Water transport through soft contact lenses determined in a fan-evaporation cell

Abstract

On-eye movement of commercial soft contact lenses (SCL) is crucial to the health of the cornea. Comfort and safety of a SCL lens depends on both the water content of and the water flux through the lens membrane. To acquire SCL water-permeability data, a newly designed fan-evaporation cell (FEC) is constructed. The fan-evaporation cell uses a more simple design compared to the previously used vacuum-evaporation cell for flat membranes [16]. The new cell accommodates both commercial SCLs and flat-sheet membranes.

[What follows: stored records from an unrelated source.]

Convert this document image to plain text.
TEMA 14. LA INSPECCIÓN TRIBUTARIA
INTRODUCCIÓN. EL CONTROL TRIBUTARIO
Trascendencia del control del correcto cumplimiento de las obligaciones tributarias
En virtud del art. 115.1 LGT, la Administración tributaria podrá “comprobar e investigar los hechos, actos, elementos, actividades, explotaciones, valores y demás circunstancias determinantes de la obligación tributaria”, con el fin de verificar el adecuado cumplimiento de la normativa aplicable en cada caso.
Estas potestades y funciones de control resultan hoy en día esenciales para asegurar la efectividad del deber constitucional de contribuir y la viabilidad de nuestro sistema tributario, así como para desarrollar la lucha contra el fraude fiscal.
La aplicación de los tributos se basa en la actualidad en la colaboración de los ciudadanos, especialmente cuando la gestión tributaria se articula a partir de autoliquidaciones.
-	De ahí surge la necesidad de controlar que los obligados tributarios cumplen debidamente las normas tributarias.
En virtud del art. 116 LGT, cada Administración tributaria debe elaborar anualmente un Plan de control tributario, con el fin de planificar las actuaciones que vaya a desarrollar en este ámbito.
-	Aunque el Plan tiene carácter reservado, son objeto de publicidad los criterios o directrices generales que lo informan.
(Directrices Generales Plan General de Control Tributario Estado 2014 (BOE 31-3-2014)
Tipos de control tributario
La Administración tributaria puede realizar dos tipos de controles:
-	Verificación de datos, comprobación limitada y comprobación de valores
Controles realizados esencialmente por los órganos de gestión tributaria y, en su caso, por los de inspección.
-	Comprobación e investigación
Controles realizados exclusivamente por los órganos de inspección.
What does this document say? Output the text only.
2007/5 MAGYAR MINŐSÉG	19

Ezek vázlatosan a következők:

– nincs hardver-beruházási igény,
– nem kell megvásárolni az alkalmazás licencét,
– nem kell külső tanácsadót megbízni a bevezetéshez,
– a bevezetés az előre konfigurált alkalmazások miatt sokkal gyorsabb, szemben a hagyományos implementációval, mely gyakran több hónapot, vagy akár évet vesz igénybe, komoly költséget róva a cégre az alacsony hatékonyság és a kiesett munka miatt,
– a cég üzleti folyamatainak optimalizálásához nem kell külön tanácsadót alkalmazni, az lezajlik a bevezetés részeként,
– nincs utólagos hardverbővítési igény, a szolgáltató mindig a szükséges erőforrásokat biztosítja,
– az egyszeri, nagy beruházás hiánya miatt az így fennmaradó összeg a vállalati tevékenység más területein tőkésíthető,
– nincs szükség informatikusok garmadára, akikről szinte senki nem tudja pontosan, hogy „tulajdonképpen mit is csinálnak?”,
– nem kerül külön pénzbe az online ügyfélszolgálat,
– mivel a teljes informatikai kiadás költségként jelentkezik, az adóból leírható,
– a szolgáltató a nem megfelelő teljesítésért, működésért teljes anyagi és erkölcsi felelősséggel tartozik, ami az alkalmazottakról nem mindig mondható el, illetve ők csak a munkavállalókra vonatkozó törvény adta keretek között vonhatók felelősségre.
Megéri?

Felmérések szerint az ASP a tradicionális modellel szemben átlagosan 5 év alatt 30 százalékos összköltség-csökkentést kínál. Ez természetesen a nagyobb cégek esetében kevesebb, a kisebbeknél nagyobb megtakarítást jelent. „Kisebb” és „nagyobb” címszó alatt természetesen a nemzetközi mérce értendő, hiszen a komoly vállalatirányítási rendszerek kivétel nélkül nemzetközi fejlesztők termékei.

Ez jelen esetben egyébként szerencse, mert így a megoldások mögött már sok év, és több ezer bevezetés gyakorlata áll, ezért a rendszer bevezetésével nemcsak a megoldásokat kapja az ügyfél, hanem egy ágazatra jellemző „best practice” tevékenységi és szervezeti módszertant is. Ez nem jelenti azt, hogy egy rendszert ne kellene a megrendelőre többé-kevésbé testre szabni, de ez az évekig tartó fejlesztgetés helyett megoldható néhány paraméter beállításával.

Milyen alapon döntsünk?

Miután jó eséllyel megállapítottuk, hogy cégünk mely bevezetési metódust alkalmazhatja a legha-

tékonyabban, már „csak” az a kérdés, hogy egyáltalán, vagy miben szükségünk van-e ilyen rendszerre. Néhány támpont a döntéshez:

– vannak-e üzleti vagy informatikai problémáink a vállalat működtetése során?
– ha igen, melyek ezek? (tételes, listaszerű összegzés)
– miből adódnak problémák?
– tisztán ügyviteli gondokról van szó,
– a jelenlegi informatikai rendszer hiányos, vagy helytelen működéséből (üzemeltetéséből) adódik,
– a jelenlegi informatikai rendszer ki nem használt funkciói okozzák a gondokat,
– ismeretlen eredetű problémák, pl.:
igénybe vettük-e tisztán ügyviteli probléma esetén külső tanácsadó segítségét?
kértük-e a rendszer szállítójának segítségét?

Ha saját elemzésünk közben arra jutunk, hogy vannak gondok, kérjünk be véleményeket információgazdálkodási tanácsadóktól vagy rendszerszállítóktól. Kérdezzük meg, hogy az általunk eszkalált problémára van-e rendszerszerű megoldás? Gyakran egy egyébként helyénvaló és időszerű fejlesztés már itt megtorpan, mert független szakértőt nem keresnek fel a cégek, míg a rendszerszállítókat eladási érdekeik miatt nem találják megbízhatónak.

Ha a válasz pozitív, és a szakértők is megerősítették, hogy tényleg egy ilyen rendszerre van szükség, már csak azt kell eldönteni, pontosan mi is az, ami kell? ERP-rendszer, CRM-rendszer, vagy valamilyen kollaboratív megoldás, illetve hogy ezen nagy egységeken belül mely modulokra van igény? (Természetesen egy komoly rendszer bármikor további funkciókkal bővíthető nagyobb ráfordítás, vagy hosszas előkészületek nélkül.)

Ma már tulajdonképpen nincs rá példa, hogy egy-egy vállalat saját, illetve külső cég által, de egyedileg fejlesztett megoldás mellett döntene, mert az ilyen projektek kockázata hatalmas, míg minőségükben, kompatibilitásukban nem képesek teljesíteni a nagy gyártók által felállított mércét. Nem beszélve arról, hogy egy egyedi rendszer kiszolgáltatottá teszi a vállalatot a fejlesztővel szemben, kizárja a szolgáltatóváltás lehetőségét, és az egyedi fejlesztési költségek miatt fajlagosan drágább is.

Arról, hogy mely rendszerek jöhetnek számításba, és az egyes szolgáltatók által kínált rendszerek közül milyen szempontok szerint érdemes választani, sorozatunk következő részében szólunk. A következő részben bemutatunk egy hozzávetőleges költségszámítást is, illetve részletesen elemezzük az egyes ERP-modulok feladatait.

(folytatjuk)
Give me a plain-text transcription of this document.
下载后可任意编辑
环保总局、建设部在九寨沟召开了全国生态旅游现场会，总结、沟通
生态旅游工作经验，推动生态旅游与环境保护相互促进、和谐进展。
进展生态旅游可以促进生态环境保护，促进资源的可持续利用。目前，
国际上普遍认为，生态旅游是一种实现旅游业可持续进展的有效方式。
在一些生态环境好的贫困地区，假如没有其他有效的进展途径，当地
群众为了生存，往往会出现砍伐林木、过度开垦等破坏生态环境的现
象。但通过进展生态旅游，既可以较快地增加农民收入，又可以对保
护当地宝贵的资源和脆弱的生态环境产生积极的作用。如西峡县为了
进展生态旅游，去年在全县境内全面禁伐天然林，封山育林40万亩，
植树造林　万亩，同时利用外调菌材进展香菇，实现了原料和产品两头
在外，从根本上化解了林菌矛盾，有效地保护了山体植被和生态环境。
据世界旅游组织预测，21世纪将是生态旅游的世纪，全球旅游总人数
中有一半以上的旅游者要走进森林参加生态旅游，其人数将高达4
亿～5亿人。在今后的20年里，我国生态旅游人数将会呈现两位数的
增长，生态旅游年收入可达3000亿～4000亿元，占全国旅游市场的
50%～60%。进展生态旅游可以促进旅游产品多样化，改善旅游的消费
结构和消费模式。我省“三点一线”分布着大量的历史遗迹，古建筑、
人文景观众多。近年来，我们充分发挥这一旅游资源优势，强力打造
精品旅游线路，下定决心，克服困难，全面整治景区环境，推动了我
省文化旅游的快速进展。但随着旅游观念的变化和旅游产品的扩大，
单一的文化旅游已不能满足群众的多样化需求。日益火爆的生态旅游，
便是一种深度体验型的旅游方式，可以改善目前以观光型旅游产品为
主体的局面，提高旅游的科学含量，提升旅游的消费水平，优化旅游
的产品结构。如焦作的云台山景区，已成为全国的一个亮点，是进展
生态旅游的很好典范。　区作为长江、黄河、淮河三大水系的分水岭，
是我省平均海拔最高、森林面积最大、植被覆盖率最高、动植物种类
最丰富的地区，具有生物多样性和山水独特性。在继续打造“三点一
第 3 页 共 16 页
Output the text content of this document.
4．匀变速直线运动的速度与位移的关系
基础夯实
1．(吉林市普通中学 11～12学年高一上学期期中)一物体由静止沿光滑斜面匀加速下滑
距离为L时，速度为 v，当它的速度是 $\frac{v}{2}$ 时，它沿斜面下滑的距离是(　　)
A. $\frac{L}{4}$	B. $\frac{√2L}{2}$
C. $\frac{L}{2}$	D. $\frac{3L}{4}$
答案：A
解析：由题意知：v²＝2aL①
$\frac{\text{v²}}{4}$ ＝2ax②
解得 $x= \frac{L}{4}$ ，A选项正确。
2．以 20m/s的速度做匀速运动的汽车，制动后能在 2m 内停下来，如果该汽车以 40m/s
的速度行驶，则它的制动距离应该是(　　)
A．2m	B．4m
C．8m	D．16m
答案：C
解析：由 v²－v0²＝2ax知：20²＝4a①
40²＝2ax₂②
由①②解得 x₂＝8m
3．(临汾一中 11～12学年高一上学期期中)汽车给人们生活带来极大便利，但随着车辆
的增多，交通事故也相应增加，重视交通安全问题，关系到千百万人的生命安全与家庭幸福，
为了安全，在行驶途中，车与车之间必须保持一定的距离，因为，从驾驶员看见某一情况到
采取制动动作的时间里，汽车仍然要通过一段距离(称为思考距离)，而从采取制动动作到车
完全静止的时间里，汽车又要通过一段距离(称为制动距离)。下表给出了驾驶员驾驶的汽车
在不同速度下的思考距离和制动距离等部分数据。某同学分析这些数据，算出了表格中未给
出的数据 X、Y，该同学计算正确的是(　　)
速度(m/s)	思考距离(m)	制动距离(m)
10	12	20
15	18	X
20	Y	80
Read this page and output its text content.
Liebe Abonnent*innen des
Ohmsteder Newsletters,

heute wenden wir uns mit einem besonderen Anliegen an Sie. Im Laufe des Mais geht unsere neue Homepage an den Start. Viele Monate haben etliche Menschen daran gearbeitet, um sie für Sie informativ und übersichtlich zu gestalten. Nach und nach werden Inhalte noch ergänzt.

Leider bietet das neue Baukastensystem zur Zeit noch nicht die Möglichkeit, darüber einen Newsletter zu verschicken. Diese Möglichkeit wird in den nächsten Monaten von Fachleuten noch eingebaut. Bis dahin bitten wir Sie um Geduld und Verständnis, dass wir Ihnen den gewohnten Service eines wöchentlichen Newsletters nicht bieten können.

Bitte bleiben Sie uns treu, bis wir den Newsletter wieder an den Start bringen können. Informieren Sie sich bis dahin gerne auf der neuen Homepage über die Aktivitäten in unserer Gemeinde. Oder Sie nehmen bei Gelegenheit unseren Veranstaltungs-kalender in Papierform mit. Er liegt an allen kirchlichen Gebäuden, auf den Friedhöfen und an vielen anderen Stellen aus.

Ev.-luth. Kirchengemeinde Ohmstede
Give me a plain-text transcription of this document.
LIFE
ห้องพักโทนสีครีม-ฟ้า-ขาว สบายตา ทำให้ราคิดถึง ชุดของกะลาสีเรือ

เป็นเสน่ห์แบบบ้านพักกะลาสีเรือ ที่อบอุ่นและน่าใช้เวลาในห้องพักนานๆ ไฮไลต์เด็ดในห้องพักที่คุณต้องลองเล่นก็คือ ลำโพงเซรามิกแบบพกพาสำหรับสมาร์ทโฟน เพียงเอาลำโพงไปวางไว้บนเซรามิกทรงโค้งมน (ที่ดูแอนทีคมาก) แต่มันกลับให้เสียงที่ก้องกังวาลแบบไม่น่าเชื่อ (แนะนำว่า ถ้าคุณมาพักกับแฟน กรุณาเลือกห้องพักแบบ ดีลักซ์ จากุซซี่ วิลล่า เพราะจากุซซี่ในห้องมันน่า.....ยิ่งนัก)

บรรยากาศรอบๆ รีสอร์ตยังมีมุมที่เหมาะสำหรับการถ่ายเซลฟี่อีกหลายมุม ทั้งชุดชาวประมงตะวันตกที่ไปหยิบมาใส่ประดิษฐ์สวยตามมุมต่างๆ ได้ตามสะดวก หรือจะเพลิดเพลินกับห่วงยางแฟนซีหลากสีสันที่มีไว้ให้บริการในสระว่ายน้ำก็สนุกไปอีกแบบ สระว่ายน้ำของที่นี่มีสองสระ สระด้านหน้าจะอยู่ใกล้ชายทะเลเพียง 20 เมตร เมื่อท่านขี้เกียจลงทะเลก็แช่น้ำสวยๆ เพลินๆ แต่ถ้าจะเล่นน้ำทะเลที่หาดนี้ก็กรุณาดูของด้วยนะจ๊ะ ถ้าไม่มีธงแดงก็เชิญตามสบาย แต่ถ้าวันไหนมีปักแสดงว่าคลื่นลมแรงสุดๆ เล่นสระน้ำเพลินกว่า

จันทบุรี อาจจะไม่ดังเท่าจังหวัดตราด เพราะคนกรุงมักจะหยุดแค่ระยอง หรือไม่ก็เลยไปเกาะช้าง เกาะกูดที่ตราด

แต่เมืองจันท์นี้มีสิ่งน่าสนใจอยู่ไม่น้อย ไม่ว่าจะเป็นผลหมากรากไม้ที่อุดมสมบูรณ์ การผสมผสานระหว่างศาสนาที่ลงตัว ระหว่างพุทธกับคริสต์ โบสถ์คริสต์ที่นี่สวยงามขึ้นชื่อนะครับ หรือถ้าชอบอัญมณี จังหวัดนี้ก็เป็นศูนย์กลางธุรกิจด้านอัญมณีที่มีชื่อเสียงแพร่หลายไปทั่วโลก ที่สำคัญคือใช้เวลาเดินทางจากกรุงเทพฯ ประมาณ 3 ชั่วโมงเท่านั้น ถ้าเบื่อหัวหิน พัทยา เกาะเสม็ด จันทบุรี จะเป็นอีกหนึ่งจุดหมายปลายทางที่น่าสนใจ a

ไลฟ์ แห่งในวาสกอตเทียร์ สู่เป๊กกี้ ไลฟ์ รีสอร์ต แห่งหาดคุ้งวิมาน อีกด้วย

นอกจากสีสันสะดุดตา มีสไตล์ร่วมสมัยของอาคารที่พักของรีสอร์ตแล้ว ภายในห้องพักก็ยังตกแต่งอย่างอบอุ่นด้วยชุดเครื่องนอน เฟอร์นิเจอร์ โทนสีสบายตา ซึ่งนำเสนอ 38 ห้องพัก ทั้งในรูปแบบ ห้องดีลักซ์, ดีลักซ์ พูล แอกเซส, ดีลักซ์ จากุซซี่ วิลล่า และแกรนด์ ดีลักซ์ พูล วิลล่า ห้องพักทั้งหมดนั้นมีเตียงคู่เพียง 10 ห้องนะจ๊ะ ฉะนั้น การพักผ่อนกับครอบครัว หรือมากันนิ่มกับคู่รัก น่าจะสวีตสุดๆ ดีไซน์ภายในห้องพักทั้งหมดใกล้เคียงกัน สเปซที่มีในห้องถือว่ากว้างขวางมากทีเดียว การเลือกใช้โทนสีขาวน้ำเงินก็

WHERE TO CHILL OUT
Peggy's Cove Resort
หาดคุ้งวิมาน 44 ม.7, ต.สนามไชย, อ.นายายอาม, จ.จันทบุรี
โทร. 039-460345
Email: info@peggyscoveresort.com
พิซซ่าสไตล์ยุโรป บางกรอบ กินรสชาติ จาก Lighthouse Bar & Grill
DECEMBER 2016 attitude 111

After correcting for membrane thickness, measured water fluxes in the FEC agree with those obtained in the vacuum-evaporation cell (VEC) validating the new FEC. Ambient-temperature (23.5 °C) and on-eye (35 °C) gradient-driven water fluxes are reported for 10 commercial SCLs including both HEMA and silicone-hydrogel materials. For relative humidities less than about 75%, effective Fickian diffusivities of water in the hydrogels are about 3 × 10 −7 cm 2/s, essentially independent of lens material, saturated water content, and temperature. The effect of salt, mucin, and lysozyme on water-transport rates is minimal through Biomedics ® 38, PureVision™, and Focus ® DAILIES ® lenses. However, lysozyme significantly reduces water flux through Acuvue 2 lenses.